Well for starters, turning off favoured status will likely mean more limited access to Japanese capital for large liquefied natural gas plant or gas field developments.

This could make securing funding for such developments more challenging given that Japan is no stranger to providing favourable terms in order to secure supply.

Japan could also choose not to purchase spot cargoes from Australia, picking supplies from Alaska or other sources instead, which might shave some of the record profits enjoyed by Australian LNG exporters.

More broadly, it could impact on the normally cordial relations between the two countries, though this isn’t too likely given the number of common interests we share with each other – and Japanese preference for other Australian commodities.

Do we have to be big in Japan?

None of these are positive for Australia, but there are some mitigating points.

It is worth remembering that Australia’s LNG sector has always relied on long-term contracts – often in return for financing to get them of the ground – and spot cargoes are a bonus at best that can be diverted to other customers in Asia.

Just to put things into perspective, Japan has long-term supply contracts for more than 24 million tonnes of Australian LNG that expire by 2039 with another 8 million tonnes expiring by 2029.
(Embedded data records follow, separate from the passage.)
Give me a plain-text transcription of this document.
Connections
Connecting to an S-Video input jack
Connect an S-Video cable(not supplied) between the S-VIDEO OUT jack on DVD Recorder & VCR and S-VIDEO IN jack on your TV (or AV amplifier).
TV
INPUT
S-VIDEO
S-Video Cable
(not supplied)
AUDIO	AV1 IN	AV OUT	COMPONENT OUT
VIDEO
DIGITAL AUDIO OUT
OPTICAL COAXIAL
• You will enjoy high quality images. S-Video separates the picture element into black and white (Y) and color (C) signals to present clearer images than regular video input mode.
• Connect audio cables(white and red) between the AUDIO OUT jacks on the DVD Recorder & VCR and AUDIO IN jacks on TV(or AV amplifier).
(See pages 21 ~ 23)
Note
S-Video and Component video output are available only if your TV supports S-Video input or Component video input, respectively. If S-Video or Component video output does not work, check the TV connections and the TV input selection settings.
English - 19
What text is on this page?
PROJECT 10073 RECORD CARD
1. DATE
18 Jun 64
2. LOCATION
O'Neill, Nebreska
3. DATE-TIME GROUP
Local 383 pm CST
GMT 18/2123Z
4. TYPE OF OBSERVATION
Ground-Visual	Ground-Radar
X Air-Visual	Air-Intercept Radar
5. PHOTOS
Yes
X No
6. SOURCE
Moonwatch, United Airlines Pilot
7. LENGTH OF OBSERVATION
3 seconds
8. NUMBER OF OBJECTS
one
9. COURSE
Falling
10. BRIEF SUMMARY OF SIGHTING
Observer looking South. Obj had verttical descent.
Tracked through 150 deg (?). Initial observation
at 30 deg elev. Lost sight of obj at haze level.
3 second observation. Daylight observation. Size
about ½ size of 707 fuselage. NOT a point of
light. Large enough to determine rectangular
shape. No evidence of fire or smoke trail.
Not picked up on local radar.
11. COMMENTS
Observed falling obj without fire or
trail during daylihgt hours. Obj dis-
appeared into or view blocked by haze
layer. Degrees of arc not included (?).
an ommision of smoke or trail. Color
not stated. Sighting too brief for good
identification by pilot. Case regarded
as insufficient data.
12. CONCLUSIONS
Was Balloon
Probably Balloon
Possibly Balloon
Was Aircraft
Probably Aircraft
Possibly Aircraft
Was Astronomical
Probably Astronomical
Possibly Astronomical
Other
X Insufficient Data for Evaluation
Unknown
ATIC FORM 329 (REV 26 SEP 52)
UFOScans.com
While there is certainly some risk that these contracts might not be renewed, there are a few considerations to take into account.

Firstly, Japan needs its energy and while other sources of LNG might come into play, the prospect of consistent LNG cargoes at a somewhat lower cost might prove to be too attractive.

Secondly, other customers might be keen to pick up cargoes that Japan rejects for the same reasons.

And thirdly, there is always the possibility that said cargoes might not be available for renewal anyway given that decline in gas field production over time and the likely restrictions on developing new fields.

The last point also brings hydrogen into focus.

Japan is keen on hydrogen, to the point that its industries are willing to support the much panned Hydrogen Energy Supply Chain (HESC) project in Victoria’s Latrobe Valley.

That raises the possibility that even without natural gas (in the form of LNG) in the mix, Japanese investment in Australia will continue… just in a different energy commodity entirely.